The area of the region enclosed by the curve $ \left\{ (x, y) : 4x^2 + 25y^2 = 100 \right\} $ is:

• A. \( \frac{16\pi}{3} \) sq units
• B. \( 9\pi \) sq units
• C. \( 10\pi \) sq units
• D. \( \frac{9\pi}{5} \) sq units

Hint:

To find the area of an ellipse, use the formula \( A = \pi \cdot a \cdot b \), where \( a \) and \( b \) are the semi-major and semi-minor axes, respectively.

Answer 1

The Correct Option is C

The given equation represents an ellipse in standard form, which can be written as: \[ \frac{x^2}{25} + \frac{y^2}{4} = 1. \] For an ellipse, the area \( A \) is given by the formula: \[ A = \pi \cdot a \cdot b, \] where \( a \) and \( b \) are the semi-major and semi-minor axes of the ellipse.
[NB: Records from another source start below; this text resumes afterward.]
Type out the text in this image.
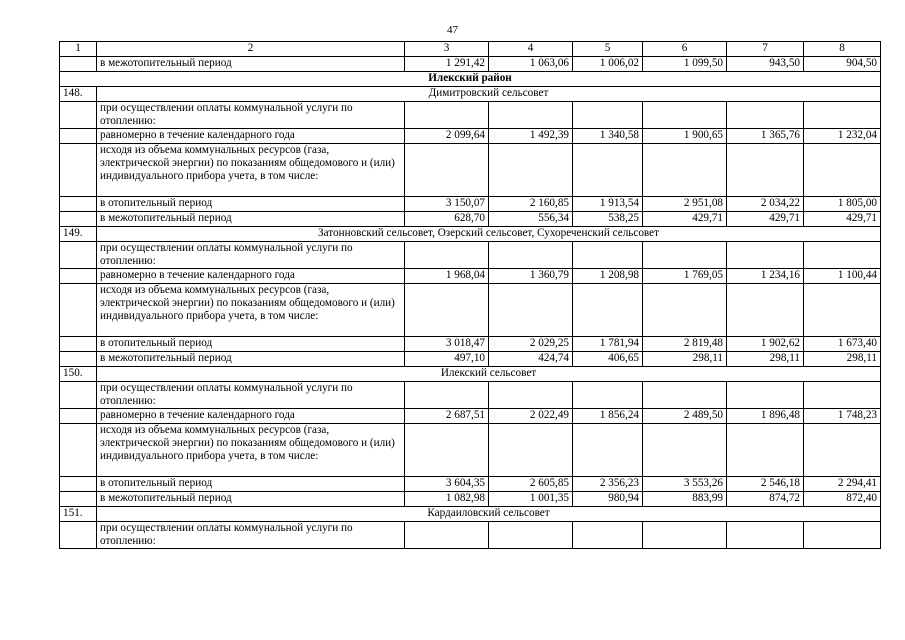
47
1	2	3	4	5	6	7	8
	в межотопительный период	1 291,42	1 063,06	1 006,02	1 099,50	943,50	904,50
Илекский район							
148.	Димитровский сельсовет						
	при осуществлении оплаты коммунальной услуги по отоплению:						
	равномерно в течение календарного года	2 099,64	1 492,39	1 340,58	1 900,65	1 365,76	1 232,04
	исходя из объема коммунальных ресурсов (газа, электрической энергии) по показаниям общедомового и (или) индивидуального прибора учета, в том числе:						
	в отопительный период	3 150,07	2 160,85	1 913,54	2 951,08	2 034,22	1 805,00
	в межотопительный период	628,70	556,34	538,25	429,71	429,71	429,71
149.	Затонновский сельсовет, Озерский сельсовет, Сухореченский сельсовет						
	при осуществлении оплаты коммунальной услуги по отоплению:						
	равномерно в течение календарного года	1 968,04	1 360,79	1 208,98	1 769,05	1 234,16	1 100,44
	исходя из объема коммунальных ресурсов (газа, электрической энергии) по показаниям общедомового и (или) индивидуального прибора учета, в том числе:						
	в отопительный период	3 018,47	2 029,25	1 781,94	2 819,48	1 902,62	1 673,40
	в межотопительный период	497,10	424,74	406,65	298,11	298,11	298,11
150.	Илекский сельсовет						
	при осуществлении оплаты коммунальной услуги по отоплению:						
	равномерно в течение календарного года	2 687,51	2 022,49	1 856,24	2 489,50	1 896,48	1 748,23
	исходя из объема коммунальных ресурсов (газа, электрической энергии) по показаниям общедомового и (или) индивидуального прибора учета, в том числе:						
	в отопительный период	3 604,35	2 605,85	2 356,23	3 553,26	2 546,18	2 294,41
	в межотопительный период	1 082,98	1 001,35	980,94	883,99	874,72	872,40
151.	Кардаиловский сельсовет						
	при осуществлении оплаты коммунальной услуги по отоплению:						
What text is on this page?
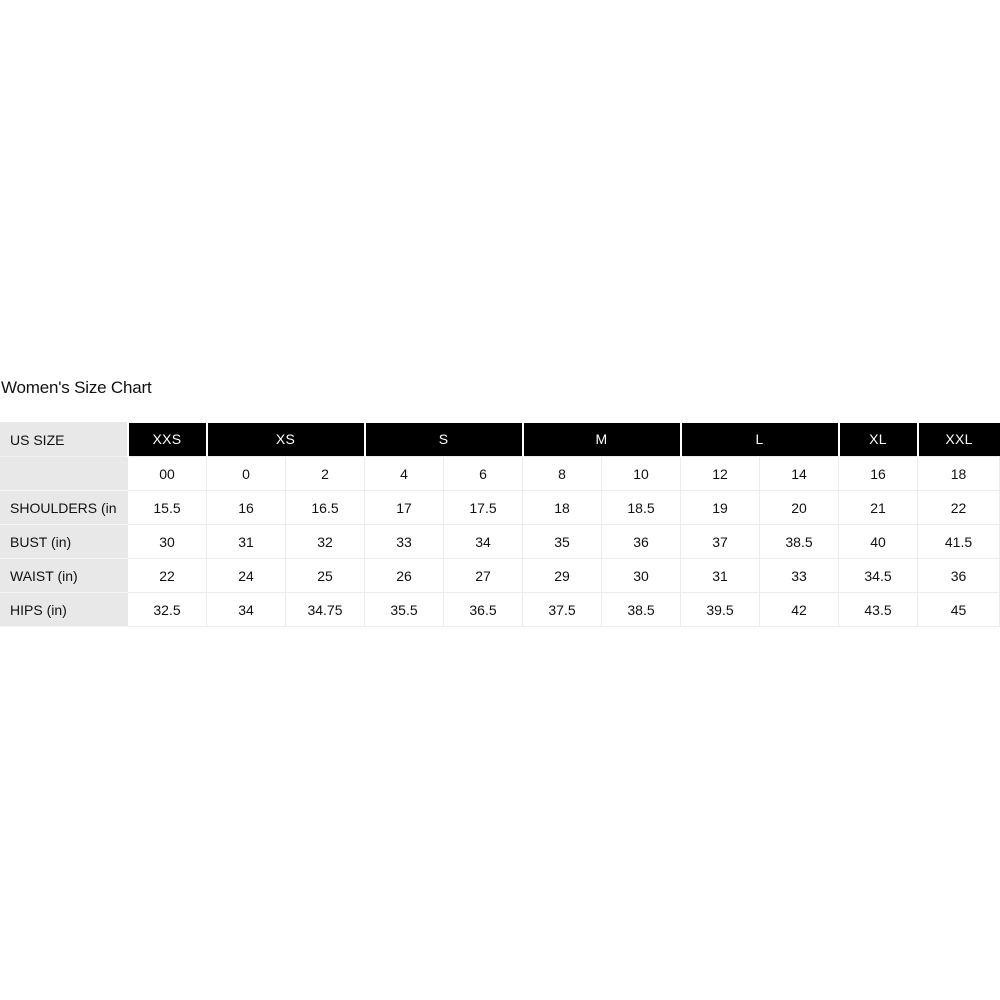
Women's Size Chart
US SIZE	XXS	XS		S		M		L		XL	XXL
	00	0	2	4	6	8	10	12	14	16	18
SHOULDERS (in	15.5	16	16.5	17	17.5	18	18.5	19	20	21	22
BUST (in)	30	31	32	33	34	35	36	37	38.5	40	41.5
WAIST (in)	22	24	25	26	27	29	30	31	33	34.5	36
HIPS (in)	32.5	34	34.75	35.5	36.5	37.5	38.5	39.5	42	43.5	45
In this case, \( a = 5 \) and \( b = 2 \) (since the equation of the ellipse is \( \frac{x^2}{5^2} + \frac{y^2}{2^2} = 1 \)). Substituting these values into the area formula: \[ A = \pi \cdot 5 \cdot 2 = 10\pi \text{ sq units}. \] Thus, the area of the region enclosed by the curve is \( 10\pi \) sq units.